The project's theme is connected to the exploration of underground spaces and the states that arise during immersion in the unknown and inexplicable. The artist works with chthonic imagery, balancing between recognizable forms and abstraction. By encountering them, the viewer undergoes an immersive experience—an encounter with darkness and one's own shadow—and only then discovers the light that emerges in the artist's works as a result of this movement.
While plywood was used in previous projects to create three-dimensional sculptures and large-scale installations, in the new exhibition, the material becomes a surface for graphic images applied with brushes, acrylic markers, and metal brushes. The artist's scratching technique emphasizes the layering and alludes to the structure of the earth, which in the "Earth-Born" series is inhabited by non-human, subterranean creatures, and in the "Revelations" series, by the silhouettes of birds, one of the key and recurring images in the artist's practice.

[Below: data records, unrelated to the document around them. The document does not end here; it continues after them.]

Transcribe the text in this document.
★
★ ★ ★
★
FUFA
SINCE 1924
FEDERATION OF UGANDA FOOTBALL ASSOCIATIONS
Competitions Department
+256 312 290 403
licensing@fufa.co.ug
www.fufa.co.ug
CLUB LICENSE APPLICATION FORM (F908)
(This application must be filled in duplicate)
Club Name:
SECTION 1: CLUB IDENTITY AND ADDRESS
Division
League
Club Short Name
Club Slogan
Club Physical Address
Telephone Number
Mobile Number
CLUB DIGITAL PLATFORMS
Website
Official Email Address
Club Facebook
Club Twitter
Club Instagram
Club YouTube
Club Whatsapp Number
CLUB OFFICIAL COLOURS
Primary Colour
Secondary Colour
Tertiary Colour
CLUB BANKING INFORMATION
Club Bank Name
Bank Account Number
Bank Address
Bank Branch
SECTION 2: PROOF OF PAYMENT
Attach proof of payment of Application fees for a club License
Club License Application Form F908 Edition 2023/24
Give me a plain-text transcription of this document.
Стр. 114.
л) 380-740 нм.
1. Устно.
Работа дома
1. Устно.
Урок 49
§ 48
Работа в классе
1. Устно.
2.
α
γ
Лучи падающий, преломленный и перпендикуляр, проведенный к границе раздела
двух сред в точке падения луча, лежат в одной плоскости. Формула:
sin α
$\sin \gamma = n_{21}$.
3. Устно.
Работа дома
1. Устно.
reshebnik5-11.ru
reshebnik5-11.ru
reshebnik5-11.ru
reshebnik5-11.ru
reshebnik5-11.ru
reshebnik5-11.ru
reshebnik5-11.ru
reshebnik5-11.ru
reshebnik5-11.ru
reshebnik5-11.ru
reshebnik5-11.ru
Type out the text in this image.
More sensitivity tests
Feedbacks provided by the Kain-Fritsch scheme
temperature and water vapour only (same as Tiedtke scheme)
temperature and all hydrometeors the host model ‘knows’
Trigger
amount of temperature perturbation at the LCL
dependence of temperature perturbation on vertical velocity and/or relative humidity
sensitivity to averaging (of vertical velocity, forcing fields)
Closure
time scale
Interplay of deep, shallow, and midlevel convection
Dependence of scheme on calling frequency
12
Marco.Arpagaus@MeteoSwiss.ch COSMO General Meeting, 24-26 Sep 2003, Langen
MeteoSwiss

The artist's interest in the theme of underground spaces emerged in 2023 during a residency with the FUTURO gallery, while exploring caves and karst sinkholes in the Nizhny Novgorod region. The artist continues to work with this territory—many studio projects, including the current one, contain references to this area. The project is a logical continuation of Pirogov's artistic practice: in his previous solo project, "Wild Underground" (Triumph Gallery, 2025), the artist addressed the theme of primordial chaos and the elemental power of the earth. In the installation "Undermining" (exhibition "Undark Ages: Stories about the Middle Ages and Academicism" at the GES-2 Community Center, 2025-2026), monsters from bestiaries "break through" the wall of the exhibition space.
The exhibition "Light Comes from Underground" maintains the tension between the ordered gallery space and the chaotic, alien black structures. However, here Pirogov's subjects lose their visual aggression and dynamism, and the darkness becomes a route to an inexplicable, barely penetrating light.